SENTENCIA CONSTITUCIONAL 1467/2011-R
Tribunal Constitucional Plurinacional de Bolivia

SENTENCIA CONSTITUCIONAL 1467/2011-R

Fecha: 10-Oct-2011

III. FUNDAMENTOS JURIDÍCOS DEL FALLO

Los accionantes denuncian el incumplimiento del art. 235 de la CPE, el inc b) del “art. 12 y 16 del Reglamento para Urbanizaciones y Edificaciones del Municipio de Colcapirhua en sus cuatro títulos y 131 artículos” (sic) de cuya consecuencia se vulneró el principio de seguridad y de legalidad; argumentan que reiteradas veces solicitaron la aprobación de planos y la construcción de sus murallas, pero la autoridad demandada, lejos de cumplir con el ordenamiento jurídico previsto en el mencionado reglamento, con una nota de 23 de abril de 2009, instruyó al Departamento de Normas Urbanas que, a partir de la fecha quedaba suspendida toda aprobación de planos dentro del aérea denominada “ARCC”, hasta que el Concejo Municipal proceda a aprobar un nuevo plano regulador en el cual se encuentran sus terrenos; instructivo ilegal que orienta a no cumplir con la normativa y por su incumplimiento, se ha constituido en una omisión de incumplimiento a la OM 025/2003. En consecuencia corresponde en revisión, verificar si tales extremos son evidentes a fin de conceder o denegar la tutela solicitada.
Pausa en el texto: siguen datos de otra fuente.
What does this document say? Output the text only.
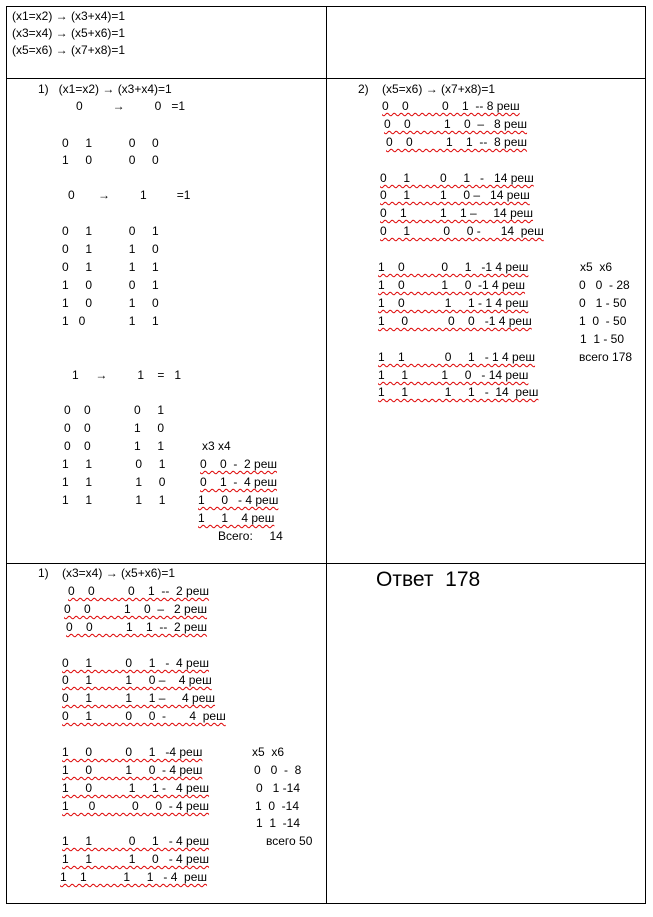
(x1=x2) → (x3+x4)=1
(x3=x4) → (x5+x6)=1
(x5=x6) → (x7+x8)=1
1)   (x1=x2) → (x3+x4)=1
0         →         0   =1
0     1           0     0
1     0           0     0
0       →         1         =1
0     1           0     1
0     1           1     0
0     1           1     1
1     0           0     1
1     0           1     0
1   0             1     1
1     →         1    =   1
0    0             0     1
0    0             1     0
0    0             1     1
1     1             0     1
1     1             1     0
1     1             1     1
x3 x4
0    0  -  2 реш
0    1  -  4 реш
1     0   - 4 реш
1     1    4 реш
Всего:     14
2)    (x5=x6) → (x7+x8)=1
0    0          0    1  -- 8 реш
0    0          1    0  –   8 реш
0    0          1    1  --  8 реш
0     1         0     1   -   14 реш
0     1         1     0 –   14 реш
0    1          1    1 –     14 реш
0     1          0     0 -      14  реш
1    0           0     1   -1 4 реш
1    0           1     0  -1 4 реш
1    0            1     1 - 1 4 реш
1     0            0    0   -1 4 реш
1    1            0     1   - 1 4 реш
1     1          1     0   - 14 реш
1     1           1     1   -  14  реш
x5  x6
0   0  - 28
0   1 - 50
1  0  - 50
1  1 - 50
всего 178
1)    (x3=x4) → (x5+x6)=1
0    0          0    1  --  2 реш
0    0          1    0  –   2 реш
0    0          1    1  --  2 реш
0     1          0     1   -  4 реш
0     1          1     0 –    4 реш
0     1          1     1 –     4 реш
0     1          0     0  -       4  реш
1     0          0     1   -4 реш
1     0          1     0  - 4 реш
1     0           1     1 -   4 реш
1      0           0     0  - 4 реш
1     1           0     1   - 4 реш
1     1           1     0   - 4 реш
1    1           1     1   - 4  реш
x5  x6
0   0  -  8
0   1 -14
1  0  -14
1  1  -14
всего 50
Ответ  178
                 “…la acción de cumplimiento está configurada como un verdadero proceso constitucional, por las siguientes razones: i) Está configurada procesalmente por la Constitución Política del Estado; ii) Su conocimiento y resolución es de competencia de la justicia constitucional; iii) Tiene como objeto -conforme se verá- garantizar el cumplimiento de la Constitución y la ley y, en tal sentido, protege el principio de legalidad y supremacía constitucional y la seguridad jurídica; y, iv) Tutela de manera indirecta derechos fundamentales y garantías constitucionales, -como se analizará posteriormente-.
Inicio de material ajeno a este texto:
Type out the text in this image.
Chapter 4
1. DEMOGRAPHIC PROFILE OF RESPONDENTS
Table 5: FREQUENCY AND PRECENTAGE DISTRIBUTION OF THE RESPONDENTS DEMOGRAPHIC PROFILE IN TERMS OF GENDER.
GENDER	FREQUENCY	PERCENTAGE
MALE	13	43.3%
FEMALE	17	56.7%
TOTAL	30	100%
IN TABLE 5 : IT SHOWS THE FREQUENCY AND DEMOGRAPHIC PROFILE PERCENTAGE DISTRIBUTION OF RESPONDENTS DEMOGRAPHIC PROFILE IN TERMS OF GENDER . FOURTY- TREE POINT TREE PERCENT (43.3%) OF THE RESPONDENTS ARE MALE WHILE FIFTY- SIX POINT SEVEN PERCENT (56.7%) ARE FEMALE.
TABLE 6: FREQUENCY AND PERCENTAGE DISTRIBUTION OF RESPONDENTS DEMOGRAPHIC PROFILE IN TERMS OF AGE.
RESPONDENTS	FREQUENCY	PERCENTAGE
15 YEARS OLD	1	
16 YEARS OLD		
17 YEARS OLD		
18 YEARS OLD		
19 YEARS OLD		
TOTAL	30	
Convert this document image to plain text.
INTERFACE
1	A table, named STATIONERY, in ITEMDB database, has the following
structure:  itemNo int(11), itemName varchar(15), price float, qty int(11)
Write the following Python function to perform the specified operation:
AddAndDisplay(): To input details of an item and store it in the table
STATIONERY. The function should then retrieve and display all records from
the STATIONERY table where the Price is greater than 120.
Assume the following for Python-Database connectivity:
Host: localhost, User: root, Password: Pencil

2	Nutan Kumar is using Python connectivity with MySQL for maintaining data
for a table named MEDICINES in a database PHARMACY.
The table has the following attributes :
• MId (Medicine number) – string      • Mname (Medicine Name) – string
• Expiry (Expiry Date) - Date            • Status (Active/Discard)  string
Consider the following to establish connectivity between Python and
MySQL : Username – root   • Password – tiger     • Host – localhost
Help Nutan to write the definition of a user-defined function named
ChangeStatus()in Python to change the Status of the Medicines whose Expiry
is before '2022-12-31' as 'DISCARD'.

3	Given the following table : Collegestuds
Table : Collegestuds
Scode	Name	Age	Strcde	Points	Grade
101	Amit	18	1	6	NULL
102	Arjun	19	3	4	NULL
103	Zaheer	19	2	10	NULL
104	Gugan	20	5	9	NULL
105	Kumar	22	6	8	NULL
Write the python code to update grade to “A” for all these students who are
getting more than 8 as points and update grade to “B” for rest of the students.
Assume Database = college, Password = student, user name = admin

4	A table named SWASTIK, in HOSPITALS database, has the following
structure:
La acción de cumplimiento está integrada por una serie de actos de procedimiento como la demanda, el informe, la audiencia, la resolución y posterior revisión por el Tribunal Constitucional, que configuran un proceso constitucional autónomo, de carácter extraordinario, tramitación especial y sumaria, en el que se reclama la materialización de un deber -constitucional o legal- omitido, existe en tal sentido una pretensión, partes discrepantes, un procedimiento específico conforme al cual se desarrolla la acción, y un juez o tribunal que resuelve otorgar o denegar la tutela.
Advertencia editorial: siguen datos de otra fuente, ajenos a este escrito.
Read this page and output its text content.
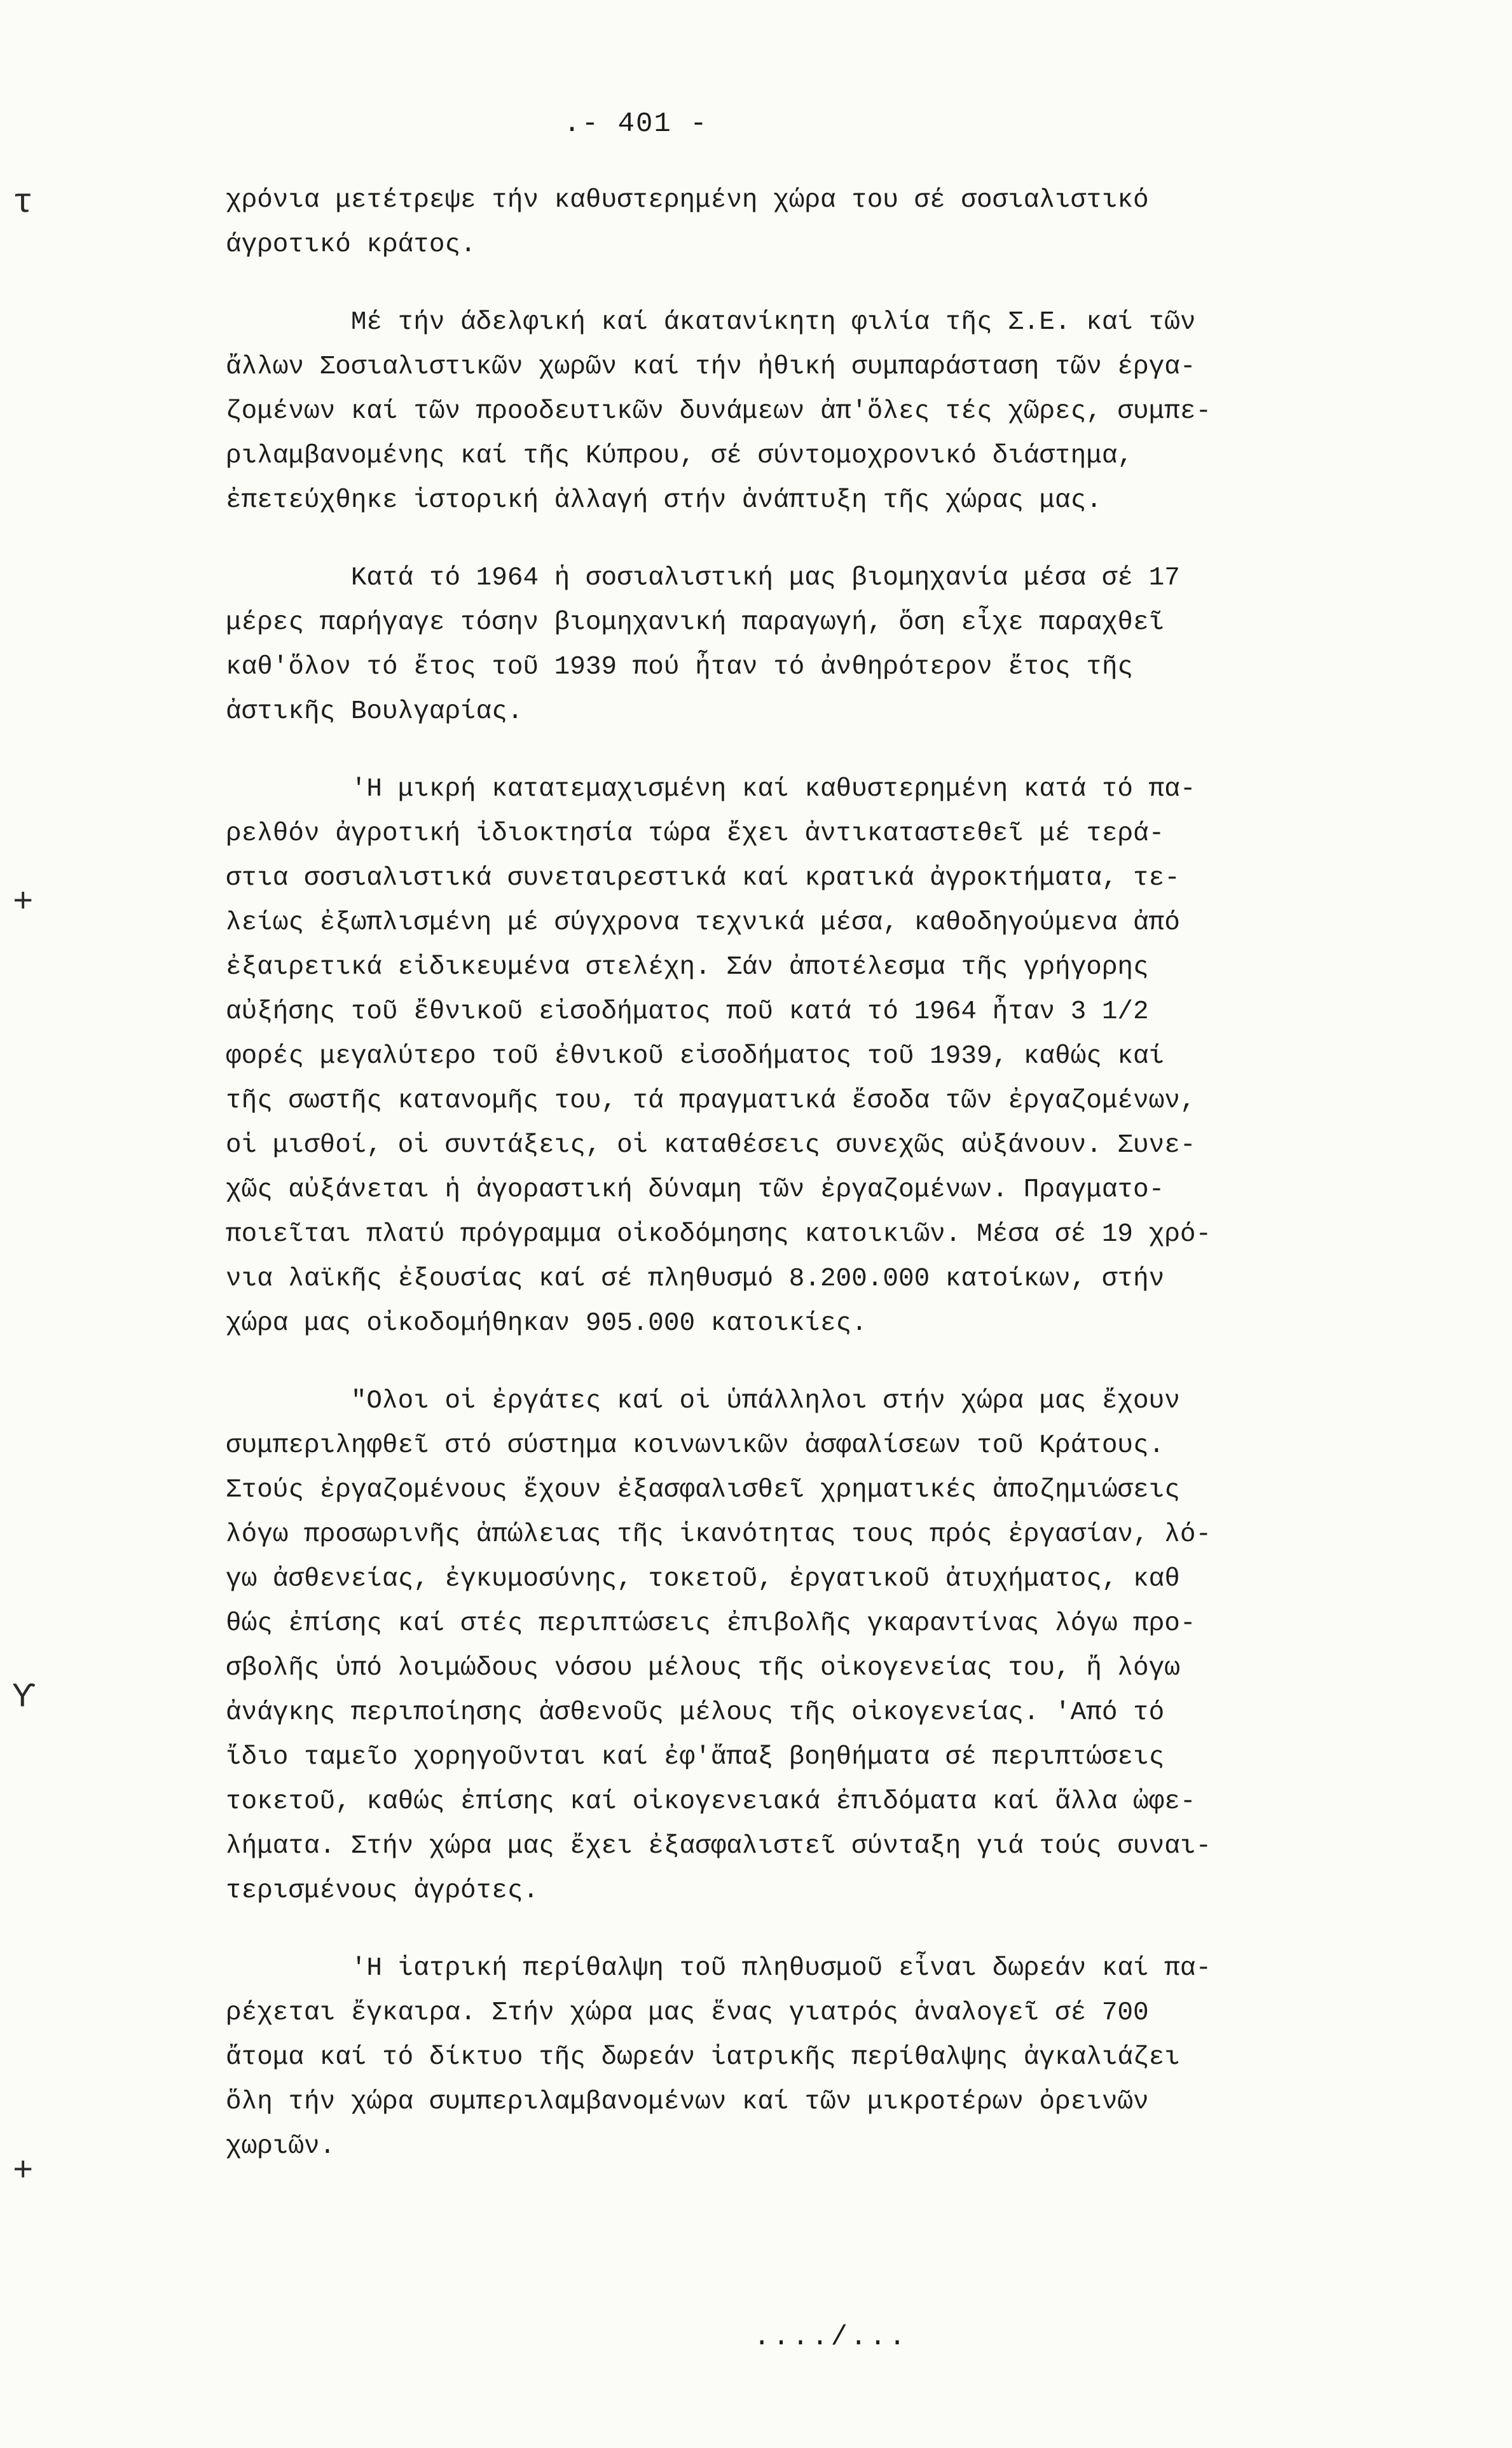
τ
+
ϒ
+
.- 401 -

χρόνια μετέτρεψε τήν καθυστερημένη χώρα του σέ σοσιαλιστικό
άγροτικό κράτος.

Μέ τήν άδελφική καί άκατανίκητη φιλία τῆς Σ.Ε. καί τῶν
ἄλλων Σοσιαλιστικῶν χωρῶν καί τήν ἠθική συμπαράσταση τῶν έργα-
ζομένων καί τῶν προοδευτικῶν δυνάμεων ἀπ'ὅλες τές χῶρες, συμπε-
ριλαμβανομένης καί τῆς Κύπρου, σέ σύντομοχρονικό διάστημα,
ἐπετεύχθηκε ἱστορική ἀλλαγή στήν ἀνάπτυξη τῆς χώρας μας.

Κατά τό 1964 ἡ σοσιαλιστική μας βιομηχανία μέσα σέ 17
μέρες παρήγαγε τόσην βιομηχανική παραγωγή, ὅση εἶχε παραχθεῖ
καθ'ὅλον τό ἔτος τοῦ 1939 πού ἦταν τό ἀνθηρότερον ἔτος τῆς
ἀστικῆς Βουλγαρίας.

'Η μικρή κατατεμαχισμένη καί καθυστερημένη κατά τό πα-
ρελθόν ἀγροτική ἰδιοκτησία τώρα ἔχει ἀντικαταστεθεῖ μέ τερά-
στια σοσιαλιστικά συνεταιρεστικά καί κρατικά ἀγροκτήματα, τε-
λείως ἐξωπλισμένη μέ σύγχρονα τεχνικά μέσα, καθοδηγούμενα ἀπό
ἐξαιρετικά εἰδικευμένα στελέχη. Σάν ἀποτέλεσμα τῆς γρήγορης
αὐξήσης τοῦ ἔθνικοῦ εἰσοδήματος ποῦ κατά τό 1964 ἦταν 3 1/2
φορές μεγαλύτερο τοῦ ἐθνικοῦ εἰσοδήματος τοῦ 1939, καθώς καί
τῆς σωστῆς κατανομῆς του, τά πραγματικά ἔσοδα τῶν ἐργαζομένων,
οἱ μισθοί, οἱ συντάξεις, οἱ καταθέσεις συνεχῶς αὐξάνουν. Συνε-
χῶς αὐξάνεται ἡ ἀγοραστική δύναμη τῶν ἐργαζομένων. Πραγματο-
ποιεῖται πλατύ πρόγραμμα οἰκοδόμησης κατοικιῶν. Μέσα σέ 19 χρό-
νια λαϊκῆς ἐξουσίας καί σέ πληθυσμό 8.200.000 κατοίκων, στήν
χώρα μας οἰκοδομήθηκαν 905.000 κατοικίες.

"Ολοι οἱ ἐργάτες καί οἱ ὑπάλληλοι στήν χώρα μας ἔχουν
συμπεριληφθεῖ στό σύστημα κοινωνικῶν ἀσφαλίσεων τοῦ Κράτους.
Στούς ἐργαζομένους ἔχουν ἐξασφαλισθεῖ χρηματικές ἀποζημιώσεις
λόγω προσωρινῆς ἀπώλειας τῆς ἱκανότητας τους πρός ἐργασίαν, λό-
γω ἀσθενείας, ἐγκυμοσύνης, τοκετοῦ, ἐργατικοῦ ἀτυχήματος, καθ
θώς ἐπίσης καί στές περιπτώσεις ἐπιβολῆς γκαραντίνας λόγω προ-
σβολῆς ὑπό λοιμώδους νόσου μέλους τῆς οἰκογενείας του, ἤ λόγω
ἀνάγκης περιποίησης ἀσθενοῦς μέλους τῆς οἰκογενείας. 'Από τό
ἴδιο ταμεῖο χορηγοῦνται καί ἐφ'ἅπαξ βοηθήματα σέ περιπτώσεις
τοκετοῦ, καθώς ἐπίσης καί οἰκογενειακά ἐπιδόματα καί ἄλλα ὠφε-
λήματα. Στήν χώρα μας ἔχει ἐξασφαλιστεῖ σύνταξη γιά τούς συναι-
τερισμένους ἀγρότες.

'Η ἰατρική περίθαλψη τοῦ πληθυσμοῦ εἶναι δωρεάν καί πα-
ρέχεται ἔγκαιρα. Στήν χώρα μας ἕνας γιατρός ἀναλογεῖ σέ 700
ἄτομα καί τό δίκτυο τῆς δωρεάν ἰατρικῆς περίθαλψης ἀγκαλιάζει
ὅλη τήν χώρα συμπεριλαμβανομένων καί τῶν μικροτέρων ὀρεινῶν
χωριῶν.

..../...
Cabe resaltar que esta garantía constitucional jurisdiccional está prevista en nuestra Constitución como una acción de defensa, entendiéndola como la potestad que tiene toda persona -individual o colectiva- de activar la justicia constitucional en defensa de la Constitución Política del Estado y de las normas jurídicas, ante el incumplimiento de deberes concretos contenidos en ellas. Es una acción sumaria, ágil y expedita a favor del ciudadano, cuyo conocimiento compete a la jurisdicción constitucional, que tiene por finalidad garantizar el cumplimiento de las normas constitucionales y legales, otorgando seguridad jurídica y materializando el principio de legalidad y supremacía constitucional; de ahí que también se configure como componente esencial del subsistema garantista, ampliamente mejorado debiendo invocarse ante el incumplimiento de deberes específicos previstos en la Constitución y en la Ley”.